The study appears in a recent issue of the journal Psychoneuroendocrinology.
The researchers conducted a series of experiments to learn how social interaction affects health, and to better understand the mechanisms by which it does so. Female Siberian hamsters were housed with a sibling or isolated during the three-week study. All animals received minor skin wounds about the size of a sunflower seed on the backs of their necks. The researchers photographed and measured the wounds each day.
Some of the hamsters were confined to small Plexiglas tubes for two hours a day for up to 14 consecutive days. Other studies have shown that such confinement causes stress and also delays wound healing. While the animals couldn't turn around in the tubes, they could move back and forth and stand up or lie down.
Hamsters were separated into four groups for one of the experiments: socially isolated, non-stressed; socially isolated, stressed; paired, non-stressed; and paired, stressed. As soon as a single day after injury, the wounds on the socially isolated, stressed animals remained about 25 percent larger than the wounds of the other three groups, and stayed this way for about a week.
In a second experiment, the researchers compared levels of cortisol – the stress hormone – of paired animals to those in isolated animals. Blood samples were collected immediately after the hamsters were stressed, and again 45 minutes later. Right after stress, the cortisol levels of the isolated animals were one-and-a-half times greater than those of the paired animals.
"We expected cortisol concentration to increase substantially in stressed and lone animals," DeVries said. But cortisol levels didn't increase in the paired, stressed hamsters.
In a third experiment, the researchers found that surgically removing the adrenal glands – the main source of cortisol – from some of the isolated hamsters was just as beneficial to wound healing as having a companion in the cage. Wounds on the stressed and non-stressed animals healed at the same rate, suggesting that cortisol is a key player in delaying wound healing during stressful conditions.
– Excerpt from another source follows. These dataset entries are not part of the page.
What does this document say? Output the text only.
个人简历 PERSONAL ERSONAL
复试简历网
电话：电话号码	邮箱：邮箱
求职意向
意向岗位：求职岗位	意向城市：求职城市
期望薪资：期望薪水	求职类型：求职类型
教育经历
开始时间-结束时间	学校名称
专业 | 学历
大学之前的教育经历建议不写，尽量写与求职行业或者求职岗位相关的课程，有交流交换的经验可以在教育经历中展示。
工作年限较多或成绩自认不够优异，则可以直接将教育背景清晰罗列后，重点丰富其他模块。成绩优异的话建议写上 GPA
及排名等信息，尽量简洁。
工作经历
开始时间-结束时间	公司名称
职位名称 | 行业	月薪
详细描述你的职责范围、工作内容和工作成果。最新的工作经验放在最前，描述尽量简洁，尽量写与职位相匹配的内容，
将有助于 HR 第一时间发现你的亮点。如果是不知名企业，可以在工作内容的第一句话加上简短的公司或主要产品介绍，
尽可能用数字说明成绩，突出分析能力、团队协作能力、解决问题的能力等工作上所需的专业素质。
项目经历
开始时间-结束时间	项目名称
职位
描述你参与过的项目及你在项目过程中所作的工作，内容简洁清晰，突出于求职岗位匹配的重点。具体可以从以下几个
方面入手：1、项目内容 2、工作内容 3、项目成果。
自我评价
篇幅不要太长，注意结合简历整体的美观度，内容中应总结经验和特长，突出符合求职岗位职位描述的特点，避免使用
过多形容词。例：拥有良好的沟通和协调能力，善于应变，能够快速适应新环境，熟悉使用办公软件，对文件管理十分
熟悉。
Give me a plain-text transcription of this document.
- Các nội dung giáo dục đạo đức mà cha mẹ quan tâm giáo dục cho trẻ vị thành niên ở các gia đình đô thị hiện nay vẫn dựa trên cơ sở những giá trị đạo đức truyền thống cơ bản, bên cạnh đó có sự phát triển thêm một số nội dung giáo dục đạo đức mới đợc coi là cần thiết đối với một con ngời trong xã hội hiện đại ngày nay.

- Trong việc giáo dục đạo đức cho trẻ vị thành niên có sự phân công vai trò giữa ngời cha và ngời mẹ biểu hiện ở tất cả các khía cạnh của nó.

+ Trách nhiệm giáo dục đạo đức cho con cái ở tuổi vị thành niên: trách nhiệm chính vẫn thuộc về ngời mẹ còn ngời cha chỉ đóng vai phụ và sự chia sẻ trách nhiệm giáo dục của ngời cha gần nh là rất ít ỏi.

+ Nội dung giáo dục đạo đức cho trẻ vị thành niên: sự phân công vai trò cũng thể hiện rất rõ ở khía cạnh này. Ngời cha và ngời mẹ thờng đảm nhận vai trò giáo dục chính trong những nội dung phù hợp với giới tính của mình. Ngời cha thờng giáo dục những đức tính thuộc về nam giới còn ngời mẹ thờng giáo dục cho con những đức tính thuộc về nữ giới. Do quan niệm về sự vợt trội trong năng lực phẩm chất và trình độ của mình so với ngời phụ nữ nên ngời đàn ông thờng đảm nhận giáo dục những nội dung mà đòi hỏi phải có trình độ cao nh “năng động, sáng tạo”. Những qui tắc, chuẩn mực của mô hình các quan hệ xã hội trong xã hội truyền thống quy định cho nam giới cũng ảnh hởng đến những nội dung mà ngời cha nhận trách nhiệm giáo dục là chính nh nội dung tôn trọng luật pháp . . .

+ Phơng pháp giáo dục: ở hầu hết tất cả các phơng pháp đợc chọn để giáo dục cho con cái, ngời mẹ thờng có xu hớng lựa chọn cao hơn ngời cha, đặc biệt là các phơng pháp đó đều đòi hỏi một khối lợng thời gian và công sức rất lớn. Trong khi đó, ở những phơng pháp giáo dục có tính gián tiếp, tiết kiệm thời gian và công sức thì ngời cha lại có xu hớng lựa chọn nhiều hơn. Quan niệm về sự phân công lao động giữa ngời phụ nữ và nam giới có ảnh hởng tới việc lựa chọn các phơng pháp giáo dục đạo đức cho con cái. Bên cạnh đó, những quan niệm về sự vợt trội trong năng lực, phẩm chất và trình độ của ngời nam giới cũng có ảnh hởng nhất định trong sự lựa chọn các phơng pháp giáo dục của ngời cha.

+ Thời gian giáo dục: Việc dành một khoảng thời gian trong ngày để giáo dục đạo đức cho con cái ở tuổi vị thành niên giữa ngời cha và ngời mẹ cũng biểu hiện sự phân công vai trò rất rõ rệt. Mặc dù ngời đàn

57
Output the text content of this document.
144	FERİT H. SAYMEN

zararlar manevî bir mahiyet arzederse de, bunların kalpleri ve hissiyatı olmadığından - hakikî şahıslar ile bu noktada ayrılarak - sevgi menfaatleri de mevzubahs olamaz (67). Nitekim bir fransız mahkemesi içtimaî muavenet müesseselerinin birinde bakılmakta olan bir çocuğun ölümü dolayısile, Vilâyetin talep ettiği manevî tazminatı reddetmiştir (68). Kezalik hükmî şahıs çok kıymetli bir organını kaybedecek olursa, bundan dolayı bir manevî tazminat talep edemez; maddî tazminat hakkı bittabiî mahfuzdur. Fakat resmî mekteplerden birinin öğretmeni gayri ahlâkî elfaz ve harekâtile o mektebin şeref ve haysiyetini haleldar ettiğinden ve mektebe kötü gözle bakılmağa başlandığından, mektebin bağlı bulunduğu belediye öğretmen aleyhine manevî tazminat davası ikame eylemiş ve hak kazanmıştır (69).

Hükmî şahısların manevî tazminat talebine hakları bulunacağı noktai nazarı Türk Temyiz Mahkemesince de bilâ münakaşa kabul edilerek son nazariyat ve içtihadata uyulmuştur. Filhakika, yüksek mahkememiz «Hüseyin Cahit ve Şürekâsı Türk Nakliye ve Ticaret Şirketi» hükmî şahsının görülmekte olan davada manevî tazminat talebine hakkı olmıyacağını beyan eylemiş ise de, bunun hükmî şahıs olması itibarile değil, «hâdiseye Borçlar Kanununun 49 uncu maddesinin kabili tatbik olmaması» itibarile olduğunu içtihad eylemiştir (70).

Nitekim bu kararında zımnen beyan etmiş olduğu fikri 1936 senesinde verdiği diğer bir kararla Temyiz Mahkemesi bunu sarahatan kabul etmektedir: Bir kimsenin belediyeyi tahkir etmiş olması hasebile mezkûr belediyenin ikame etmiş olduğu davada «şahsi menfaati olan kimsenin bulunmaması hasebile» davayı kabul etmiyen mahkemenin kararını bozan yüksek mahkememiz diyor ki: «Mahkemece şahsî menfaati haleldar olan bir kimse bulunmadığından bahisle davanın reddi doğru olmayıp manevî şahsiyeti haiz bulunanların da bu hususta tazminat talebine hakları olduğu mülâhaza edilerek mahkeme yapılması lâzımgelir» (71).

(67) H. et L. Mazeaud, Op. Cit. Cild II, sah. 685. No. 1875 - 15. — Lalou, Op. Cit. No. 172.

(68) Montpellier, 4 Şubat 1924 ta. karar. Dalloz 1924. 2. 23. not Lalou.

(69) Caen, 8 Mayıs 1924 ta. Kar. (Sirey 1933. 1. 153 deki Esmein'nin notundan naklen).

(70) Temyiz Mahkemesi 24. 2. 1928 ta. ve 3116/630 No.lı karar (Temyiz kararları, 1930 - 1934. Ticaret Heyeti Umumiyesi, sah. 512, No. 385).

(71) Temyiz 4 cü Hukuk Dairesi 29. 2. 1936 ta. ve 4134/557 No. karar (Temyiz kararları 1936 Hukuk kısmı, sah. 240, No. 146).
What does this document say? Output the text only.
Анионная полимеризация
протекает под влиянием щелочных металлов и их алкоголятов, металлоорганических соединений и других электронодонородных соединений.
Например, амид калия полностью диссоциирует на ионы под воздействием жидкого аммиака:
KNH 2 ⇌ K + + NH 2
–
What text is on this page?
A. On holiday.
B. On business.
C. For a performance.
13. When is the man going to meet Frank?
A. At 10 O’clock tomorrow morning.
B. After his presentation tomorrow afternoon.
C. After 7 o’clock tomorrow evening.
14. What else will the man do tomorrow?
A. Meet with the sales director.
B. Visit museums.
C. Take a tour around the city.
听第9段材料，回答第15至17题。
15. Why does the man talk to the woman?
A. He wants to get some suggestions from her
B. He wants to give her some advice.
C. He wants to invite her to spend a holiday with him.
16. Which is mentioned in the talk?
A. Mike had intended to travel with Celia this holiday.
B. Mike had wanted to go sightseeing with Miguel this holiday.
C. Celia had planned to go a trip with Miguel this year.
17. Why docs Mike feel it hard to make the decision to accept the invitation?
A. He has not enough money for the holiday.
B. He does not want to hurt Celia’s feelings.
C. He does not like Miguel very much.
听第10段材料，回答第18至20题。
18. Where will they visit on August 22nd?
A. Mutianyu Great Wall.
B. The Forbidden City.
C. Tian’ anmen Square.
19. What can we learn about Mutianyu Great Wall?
Finally, the researchers experimented with the effects of treating two groups of socially isolated hamsters with either oxytocin or a substance that blocks oxytocin production. Hamsters in the oxytocin treatment group were given oxytocin injections daily for five days prior to wounding and restraint stress, while control animals were given a saline placebo. The treated animals' wounds healed at a faster rate than did wounds on the control animals.
Treatment with an oxytocin antagonist delayed healing even in paired animals.
"This suggests that oxytocin may be the main buffer against delays in wound healing, since the presence of a sibling also increased oxytocin secretion," DeVries said.
Wounds on all of the hamsters – stressed and non-stressed alike – healed in less than two weeks.
"The problem lies in how long it takes a wound to heal," DeVries said. "This can spell trouble for diabetics and people who are otherwise immunocompromised, such as cancer or AIDS patients. But having a companion may help wounds heal faster during stressful times."
DeVries conducted the study with Erica Glasper, Courtney Detillion and Tara Craft, all doctoral students in psychology at Ohio State, and Brian Prendergast, an assistant professor of psychology at the University of Chicago.